Bon, elle n’avait pas fait cela tout à fait au hasard. Cela n’avait pas du tout l’air d’une bande organisée - dans ce dernier cas, elle s’y serait prise autrement. Là, il fallait en prendre un et frapper fort ; cela avait de fortes chances de calmer les autres, et c’est bien ce qui se passa. Pas un des « copains » de la créature à terre ne fit le moindre geste pour lui venir en aide.
Bien. Aux choses sérieuses maintenant. Se tournant vers son… Hem… « futur commandant » (qui n’avait pas encore l’air d’avoir réalisé ce qui venait de se passer), elle lui dit tout en rectifiant la position : « Pilote Chalmak, monsieur. A vos ordres ».
10 minutes plus tard.
Sémirande remercia bien le cyber serveur qui l’avait aidé à monter le pochetron dans un taxi. « Pourquoi ne pas demander un corps cyborg un peu meilleur que le vôtre ? » lui dit-elle en le quittant « Ici, avec toutes leurs caisses de solidarité, leurs fonds d’assistance, leurs mécènes, ce serait bien le diable si vous ne trouviez pas de quoi vous équiper mieux que cela. Et votre donzelle aussi d’ailleurs. ».
Le type regarda partir le taxi. Se demandait-il si c’était du lard ou du cochon ? Ou bien méditait-il sur les propos de la petite bonne femme ?
Sémirande, elle, n’était pas fâchée de quitter cette bande de minables. Eussent-ils subis cette situation dans un monde des Agrippines aurait suscité sa compassion. Mais ici, dans l’Alliance, cela trahissait un je m’en foutisme ou un masochisme assez carabiné. Ou les deux. Sémi n’aimait ni les uns, ni les autres. Puis elle dut faire face à divers problèmes de refoulement de liquides alcoolisé durant un vol qui lui sembla bien trop long.

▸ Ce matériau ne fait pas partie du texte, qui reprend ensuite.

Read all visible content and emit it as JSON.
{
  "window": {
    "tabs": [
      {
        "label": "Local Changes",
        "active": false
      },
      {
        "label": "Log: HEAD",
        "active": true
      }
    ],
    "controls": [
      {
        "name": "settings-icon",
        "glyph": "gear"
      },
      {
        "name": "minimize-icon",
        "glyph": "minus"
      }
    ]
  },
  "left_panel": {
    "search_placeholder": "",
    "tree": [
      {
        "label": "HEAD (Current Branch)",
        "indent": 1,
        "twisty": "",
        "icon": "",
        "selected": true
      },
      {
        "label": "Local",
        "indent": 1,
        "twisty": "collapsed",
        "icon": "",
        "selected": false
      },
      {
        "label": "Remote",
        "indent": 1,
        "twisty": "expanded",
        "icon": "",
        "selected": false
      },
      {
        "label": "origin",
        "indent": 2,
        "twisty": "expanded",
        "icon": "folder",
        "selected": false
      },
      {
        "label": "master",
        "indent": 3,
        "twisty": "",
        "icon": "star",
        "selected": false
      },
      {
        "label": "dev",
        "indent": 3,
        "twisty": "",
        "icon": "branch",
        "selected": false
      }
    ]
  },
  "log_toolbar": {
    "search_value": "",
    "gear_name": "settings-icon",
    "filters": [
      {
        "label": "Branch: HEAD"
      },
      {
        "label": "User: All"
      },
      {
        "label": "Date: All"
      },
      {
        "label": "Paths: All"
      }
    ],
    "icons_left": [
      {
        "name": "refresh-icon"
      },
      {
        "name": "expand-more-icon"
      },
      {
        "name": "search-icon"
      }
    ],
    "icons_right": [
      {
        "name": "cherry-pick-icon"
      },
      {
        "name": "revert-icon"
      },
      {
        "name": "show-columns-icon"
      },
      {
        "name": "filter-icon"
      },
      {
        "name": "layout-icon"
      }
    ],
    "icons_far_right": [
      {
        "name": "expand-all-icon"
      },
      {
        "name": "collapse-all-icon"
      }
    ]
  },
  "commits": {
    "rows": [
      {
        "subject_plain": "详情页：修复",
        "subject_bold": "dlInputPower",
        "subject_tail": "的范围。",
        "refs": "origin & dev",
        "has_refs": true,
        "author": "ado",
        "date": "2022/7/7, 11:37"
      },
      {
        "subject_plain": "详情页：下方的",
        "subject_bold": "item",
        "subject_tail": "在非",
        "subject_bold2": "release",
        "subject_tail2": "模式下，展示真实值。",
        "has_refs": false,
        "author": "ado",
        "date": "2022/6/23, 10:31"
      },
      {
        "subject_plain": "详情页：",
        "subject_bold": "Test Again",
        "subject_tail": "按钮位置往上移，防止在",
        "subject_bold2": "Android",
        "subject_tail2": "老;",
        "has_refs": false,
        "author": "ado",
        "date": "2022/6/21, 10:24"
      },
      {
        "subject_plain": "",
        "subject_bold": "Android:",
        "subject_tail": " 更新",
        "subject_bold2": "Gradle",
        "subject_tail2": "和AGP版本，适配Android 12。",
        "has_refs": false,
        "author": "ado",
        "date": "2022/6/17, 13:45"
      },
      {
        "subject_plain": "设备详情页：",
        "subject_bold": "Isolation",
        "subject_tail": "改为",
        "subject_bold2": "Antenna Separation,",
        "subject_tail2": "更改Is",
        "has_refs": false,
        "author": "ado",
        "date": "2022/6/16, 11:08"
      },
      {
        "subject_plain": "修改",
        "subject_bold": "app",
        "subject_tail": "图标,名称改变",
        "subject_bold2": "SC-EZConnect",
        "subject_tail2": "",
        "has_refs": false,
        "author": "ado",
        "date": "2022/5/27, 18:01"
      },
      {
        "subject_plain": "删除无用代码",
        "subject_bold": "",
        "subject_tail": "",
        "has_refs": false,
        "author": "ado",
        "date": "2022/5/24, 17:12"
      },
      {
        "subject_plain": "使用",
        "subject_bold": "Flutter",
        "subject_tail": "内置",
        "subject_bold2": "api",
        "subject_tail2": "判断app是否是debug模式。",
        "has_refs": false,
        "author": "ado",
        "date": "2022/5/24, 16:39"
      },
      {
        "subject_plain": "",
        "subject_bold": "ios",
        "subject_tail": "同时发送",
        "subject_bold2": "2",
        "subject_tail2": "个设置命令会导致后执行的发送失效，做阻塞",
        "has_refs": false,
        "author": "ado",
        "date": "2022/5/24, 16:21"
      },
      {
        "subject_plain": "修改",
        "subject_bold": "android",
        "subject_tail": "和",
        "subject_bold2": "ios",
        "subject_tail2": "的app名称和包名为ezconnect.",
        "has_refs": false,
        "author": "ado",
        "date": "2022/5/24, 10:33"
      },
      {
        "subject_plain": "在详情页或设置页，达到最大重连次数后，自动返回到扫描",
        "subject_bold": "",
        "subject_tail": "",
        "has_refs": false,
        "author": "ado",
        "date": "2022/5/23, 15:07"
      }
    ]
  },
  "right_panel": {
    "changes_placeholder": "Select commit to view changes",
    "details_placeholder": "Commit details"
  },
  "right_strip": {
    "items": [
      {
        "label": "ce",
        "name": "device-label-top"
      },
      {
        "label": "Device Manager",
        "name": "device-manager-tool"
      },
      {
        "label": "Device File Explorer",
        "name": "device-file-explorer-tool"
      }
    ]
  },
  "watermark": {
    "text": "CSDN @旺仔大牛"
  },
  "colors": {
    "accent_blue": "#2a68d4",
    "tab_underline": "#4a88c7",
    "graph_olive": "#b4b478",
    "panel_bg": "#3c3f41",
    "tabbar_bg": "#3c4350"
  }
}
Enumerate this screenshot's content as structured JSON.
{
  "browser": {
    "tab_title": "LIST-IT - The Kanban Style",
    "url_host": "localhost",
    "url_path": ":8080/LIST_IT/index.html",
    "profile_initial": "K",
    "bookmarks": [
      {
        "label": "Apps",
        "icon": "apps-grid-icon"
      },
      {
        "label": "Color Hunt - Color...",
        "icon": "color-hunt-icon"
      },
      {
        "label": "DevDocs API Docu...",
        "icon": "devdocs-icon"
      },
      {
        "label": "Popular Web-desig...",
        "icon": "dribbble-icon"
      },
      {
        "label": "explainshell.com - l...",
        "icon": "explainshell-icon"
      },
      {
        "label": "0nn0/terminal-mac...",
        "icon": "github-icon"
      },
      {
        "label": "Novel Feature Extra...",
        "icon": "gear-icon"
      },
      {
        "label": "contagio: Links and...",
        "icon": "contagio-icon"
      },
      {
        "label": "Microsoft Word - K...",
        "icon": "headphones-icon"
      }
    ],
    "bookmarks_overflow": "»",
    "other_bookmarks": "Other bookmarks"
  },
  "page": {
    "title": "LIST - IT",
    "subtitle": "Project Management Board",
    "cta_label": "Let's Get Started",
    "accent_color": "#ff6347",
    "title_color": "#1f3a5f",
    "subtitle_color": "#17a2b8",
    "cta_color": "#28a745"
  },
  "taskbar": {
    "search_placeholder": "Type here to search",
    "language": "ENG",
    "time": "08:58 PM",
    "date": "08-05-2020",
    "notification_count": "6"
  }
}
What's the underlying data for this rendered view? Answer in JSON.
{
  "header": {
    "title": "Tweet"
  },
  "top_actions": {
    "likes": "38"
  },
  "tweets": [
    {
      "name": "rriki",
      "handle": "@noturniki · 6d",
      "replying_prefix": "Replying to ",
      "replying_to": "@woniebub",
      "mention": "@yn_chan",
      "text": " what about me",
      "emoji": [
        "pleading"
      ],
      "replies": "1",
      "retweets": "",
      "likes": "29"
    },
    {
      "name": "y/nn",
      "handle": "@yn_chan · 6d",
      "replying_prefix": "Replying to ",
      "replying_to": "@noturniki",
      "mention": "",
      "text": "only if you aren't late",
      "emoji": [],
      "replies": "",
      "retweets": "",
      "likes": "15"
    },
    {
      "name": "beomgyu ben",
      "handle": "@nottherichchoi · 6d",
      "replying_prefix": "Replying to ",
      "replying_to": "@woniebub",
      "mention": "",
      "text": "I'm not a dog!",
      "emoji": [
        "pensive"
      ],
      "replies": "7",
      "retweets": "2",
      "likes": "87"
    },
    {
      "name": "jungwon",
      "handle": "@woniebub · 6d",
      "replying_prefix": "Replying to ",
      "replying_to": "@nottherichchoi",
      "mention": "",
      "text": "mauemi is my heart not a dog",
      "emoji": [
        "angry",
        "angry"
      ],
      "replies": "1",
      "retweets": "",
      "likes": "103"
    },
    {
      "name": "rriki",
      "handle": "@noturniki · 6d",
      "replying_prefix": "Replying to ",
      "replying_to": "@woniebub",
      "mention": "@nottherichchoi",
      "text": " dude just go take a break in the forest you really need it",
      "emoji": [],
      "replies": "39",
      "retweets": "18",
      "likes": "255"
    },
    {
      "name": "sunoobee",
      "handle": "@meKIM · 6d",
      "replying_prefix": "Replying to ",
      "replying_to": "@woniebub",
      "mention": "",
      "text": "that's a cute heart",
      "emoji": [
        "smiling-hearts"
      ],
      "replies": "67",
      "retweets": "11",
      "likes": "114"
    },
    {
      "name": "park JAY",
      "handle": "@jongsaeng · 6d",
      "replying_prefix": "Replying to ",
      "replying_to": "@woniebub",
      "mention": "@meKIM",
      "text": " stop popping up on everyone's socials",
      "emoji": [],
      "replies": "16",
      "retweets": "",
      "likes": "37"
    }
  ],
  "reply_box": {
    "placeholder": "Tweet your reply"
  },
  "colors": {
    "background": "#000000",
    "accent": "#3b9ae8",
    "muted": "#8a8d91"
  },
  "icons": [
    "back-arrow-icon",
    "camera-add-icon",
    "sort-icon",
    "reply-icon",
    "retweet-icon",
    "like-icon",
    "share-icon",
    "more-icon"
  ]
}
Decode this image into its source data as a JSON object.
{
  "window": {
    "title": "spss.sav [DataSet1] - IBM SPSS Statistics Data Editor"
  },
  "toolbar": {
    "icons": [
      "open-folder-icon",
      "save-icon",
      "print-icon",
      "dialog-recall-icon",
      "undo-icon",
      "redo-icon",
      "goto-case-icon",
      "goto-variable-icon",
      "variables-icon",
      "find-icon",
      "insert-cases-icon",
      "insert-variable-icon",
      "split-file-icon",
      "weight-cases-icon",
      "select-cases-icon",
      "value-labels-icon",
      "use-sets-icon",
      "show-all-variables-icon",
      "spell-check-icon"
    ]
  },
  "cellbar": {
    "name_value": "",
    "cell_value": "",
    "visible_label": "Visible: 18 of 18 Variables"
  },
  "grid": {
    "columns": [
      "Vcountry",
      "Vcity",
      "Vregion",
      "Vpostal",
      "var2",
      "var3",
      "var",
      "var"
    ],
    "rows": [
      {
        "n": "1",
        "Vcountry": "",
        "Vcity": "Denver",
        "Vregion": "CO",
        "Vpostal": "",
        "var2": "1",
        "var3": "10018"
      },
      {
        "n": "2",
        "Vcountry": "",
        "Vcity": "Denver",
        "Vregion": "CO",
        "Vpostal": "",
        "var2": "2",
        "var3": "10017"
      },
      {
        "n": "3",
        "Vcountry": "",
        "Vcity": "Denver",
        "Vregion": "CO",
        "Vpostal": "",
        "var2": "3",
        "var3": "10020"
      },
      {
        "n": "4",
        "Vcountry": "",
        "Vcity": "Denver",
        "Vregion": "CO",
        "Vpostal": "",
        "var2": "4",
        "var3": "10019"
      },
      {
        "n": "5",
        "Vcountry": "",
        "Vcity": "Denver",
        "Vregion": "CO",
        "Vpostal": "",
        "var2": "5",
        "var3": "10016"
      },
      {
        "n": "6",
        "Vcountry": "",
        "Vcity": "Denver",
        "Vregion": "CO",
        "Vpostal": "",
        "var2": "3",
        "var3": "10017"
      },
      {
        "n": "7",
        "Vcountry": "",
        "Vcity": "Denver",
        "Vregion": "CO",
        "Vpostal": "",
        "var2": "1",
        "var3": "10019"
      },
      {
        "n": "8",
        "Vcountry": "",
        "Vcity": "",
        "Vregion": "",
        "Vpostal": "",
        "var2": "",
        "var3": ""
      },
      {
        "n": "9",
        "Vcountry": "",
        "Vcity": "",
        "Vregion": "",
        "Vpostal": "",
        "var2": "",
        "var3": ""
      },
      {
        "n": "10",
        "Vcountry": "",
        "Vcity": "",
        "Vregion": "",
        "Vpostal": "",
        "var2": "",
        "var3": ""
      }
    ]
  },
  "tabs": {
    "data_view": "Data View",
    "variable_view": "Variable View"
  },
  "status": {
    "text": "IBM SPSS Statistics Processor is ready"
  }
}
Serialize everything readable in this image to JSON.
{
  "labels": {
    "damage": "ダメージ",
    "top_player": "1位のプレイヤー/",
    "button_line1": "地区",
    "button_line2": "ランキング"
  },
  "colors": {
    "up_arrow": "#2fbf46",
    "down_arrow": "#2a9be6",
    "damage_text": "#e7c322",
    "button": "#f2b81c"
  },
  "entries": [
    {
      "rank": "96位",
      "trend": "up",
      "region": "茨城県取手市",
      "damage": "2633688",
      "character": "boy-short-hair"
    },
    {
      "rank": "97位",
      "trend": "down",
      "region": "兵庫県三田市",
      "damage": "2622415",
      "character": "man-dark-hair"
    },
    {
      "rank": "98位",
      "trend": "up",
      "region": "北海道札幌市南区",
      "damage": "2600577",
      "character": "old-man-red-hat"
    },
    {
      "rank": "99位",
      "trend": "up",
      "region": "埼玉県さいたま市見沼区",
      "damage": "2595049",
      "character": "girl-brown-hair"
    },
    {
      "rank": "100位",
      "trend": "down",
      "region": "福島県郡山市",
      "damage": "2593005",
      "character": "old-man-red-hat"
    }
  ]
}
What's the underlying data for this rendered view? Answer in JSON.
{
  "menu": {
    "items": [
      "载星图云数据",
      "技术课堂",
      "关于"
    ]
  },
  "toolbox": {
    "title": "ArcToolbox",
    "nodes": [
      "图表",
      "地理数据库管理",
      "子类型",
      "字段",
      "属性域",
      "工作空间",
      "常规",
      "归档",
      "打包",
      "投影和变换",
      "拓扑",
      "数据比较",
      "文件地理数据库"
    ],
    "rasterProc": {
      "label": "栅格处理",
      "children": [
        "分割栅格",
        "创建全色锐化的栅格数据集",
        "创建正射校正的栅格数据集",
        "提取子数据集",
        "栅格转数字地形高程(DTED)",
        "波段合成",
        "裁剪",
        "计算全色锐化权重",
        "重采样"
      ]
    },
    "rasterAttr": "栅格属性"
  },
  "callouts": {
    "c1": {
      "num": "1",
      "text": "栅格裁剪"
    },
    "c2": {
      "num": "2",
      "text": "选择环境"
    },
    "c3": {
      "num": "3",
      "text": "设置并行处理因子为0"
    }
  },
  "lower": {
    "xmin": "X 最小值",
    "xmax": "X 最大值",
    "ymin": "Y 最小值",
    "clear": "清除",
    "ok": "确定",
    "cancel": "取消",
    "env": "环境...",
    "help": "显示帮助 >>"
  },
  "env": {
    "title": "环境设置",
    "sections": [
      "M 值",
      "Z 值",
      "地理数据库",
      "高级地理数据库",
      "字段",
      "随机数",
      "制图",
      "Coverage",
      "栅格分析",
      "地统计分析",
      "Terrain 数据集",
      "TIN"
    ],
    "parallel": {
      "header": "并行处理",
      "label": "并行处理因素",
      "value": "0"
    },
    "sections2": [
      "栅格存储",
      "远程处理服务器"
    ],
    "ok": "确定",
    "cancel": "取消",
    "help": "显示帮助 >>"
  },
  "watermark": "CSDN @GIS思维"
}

Le « Fier à Bras » était une épave sphéro-patatoïde aussi âgée qu’un membre de la chambre des pairs. Un patin d’atterrissage était sorti tribord avant, ce qui devait signifier que l’antigrav situé à cet endroit avait rendu l’âme. Un ou plusieurs d’ailleurs. Une échelle de coupée sortait du ventre rapiécé de l’engin, au bas de laquelle une forme humanoïde était assise : une femme à première vue.
Le taxi s’approcha au ras de l’escalier amovible et s’ouvrit complètement afin de déposer le géant semi comateux au plus près, à l’aide de bras manipulateurs souples fort efficaces. « Désirez-vous que j’appelle de l’aide ? » proposa la machine semi-intelligente à Sémirande. « Non, merci bien. Rentrez bien » répondit curieusement cette dernière. Le taxi remercia à son tour et repris son vol.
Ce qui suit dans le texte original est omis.